The invention discloses an analysis method for predicting weight gain of a second generation antipsychotic drug for treating schizophrenia based on polygene combination interaction, which comprises the following steps of preparing a sample, collecting peripheral blood of a patient with weight gain caused by the second generation antipsychotic drug for treating schizophrenia; extracting a genome DNA sample by using a hypotonic salting-out method; MODLI-TOF flight mass spectrometry detection method for 5-hydroxytryptamine 2C receptor (5-HT2CR) gene, histamine l receptor gene, oxytocin gene, NPY/R gene, Leptin gene and adiponectin gene, FGF21 gene and FGF23 gene genotyping; and analyzing and extracting data, aligning original data of the instrument, obtaining data which has no noise interference and can be used for statistical analysis, developing gene-gene interaction of quantitative characters by a generalized multi-factor dimensionality reduction method, further applying cross validation, and predicting weight gain by using the gene interaction. The method adopts a generalized multi-factor dimension reduction method to process the continuous outcome variable and incorporates the covariates, thereby having the advantage of greatly improving the application range and the prediction accuracy.

Description

Analysis method for predicting weight gain caused by schizophrenia treated by second-generation antipsychotic drugs based on polygene combination interaction
Technical Field
The invention relates to the technical field of medicine, in particular to an analysis method for predicting weight gain caused by schizophrenia treated by a second generation antipsychotic drug based on polygene combination interaction.
Background
The second generation of anti-schizophrenia drugs for treating schizophrenia are often prone to abnormal glycolipid metabolism, and obesity and other estrogen-like side effects such as lactation, small throat and erectile dysfunction appear, so that the medication compliance and the quality of life of patients are reduced, excessive weight gain can increase the morbidity and mortality rate related to cardiovascular diseases and diabetes, and the risk of schizophrenia suffering from metabolic syndrome is increased.

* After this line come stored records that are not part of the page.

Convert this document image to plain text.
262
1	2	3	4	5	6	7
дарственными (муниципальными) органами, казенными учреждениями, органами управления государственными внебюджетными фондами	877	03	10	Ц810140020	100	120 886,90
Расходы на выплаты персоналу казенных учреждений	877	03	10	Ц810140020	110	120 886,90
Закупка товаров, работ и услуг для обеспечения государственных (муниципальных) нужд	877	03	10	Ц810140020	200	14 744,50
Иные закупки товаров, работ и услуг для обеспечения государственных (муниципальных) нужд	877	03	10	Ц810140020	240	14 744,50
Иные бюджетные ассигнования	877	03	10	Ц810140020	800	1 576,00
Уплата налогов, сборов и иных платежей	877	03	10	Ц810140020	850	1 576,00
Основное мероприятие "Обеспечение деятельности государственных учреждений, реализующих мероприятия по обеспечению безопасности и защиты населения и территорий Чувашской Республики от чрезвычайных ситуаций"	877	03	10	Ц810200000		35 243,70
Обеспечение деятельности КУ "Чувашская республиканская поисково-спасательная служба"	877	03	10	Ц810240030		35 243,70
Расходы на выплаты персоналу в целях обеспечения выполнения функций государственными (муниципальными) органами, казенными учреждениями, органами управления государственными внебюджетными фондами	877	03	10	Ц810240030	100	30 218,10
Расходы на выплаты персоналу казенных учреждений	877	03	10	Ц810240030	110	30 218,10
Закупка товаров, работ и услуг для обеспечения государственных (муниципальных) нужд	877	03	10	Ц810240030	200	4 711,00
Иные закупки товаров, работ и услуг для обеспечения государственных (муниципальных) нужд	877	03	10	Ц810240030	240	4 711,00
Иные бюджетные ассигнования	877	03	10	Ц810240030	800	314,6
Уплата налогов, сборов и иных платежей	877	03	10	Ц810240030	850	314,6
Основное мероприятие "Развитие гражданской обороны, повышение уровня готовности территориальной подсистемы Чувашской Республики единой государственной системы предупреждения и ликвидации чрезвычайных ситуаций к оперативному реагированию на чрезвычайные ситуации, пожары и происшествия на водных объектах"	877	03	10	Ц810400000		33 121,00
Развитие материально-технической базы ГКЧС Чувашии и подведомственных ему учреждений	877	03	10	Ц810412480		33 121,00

At present, a plurality of genetic polymorphisms of genes are found to be related to weight gain caused by the second generation antipsychotic at home and abroad, and for predicting weight gain in the process of treating chronic schizophrenia by the second generation antipsychotic, a single gene or a single gene genetic polymorphism is generally used, but the weight gain in the process belongs to a complex disease and is the result of multi-gene superposition and interaction.
Disclosure of Invention
The invention aims to provide an analysis method for predicting weight gain caused by schizophrenia treated by a second generation antipsychotic drug based on polygene combination interaction, which adopts a generalized multi-factor dimensionality reduction method to process continuous outcome variables and incorporates covariates, and has the advantage of greatly improving the application range and the prediction accuracy of the continuous outcome variables, thereby solving the problems that a model cannot truly and effectively reflect genetic polymorphism information and the screening of markers has deviation.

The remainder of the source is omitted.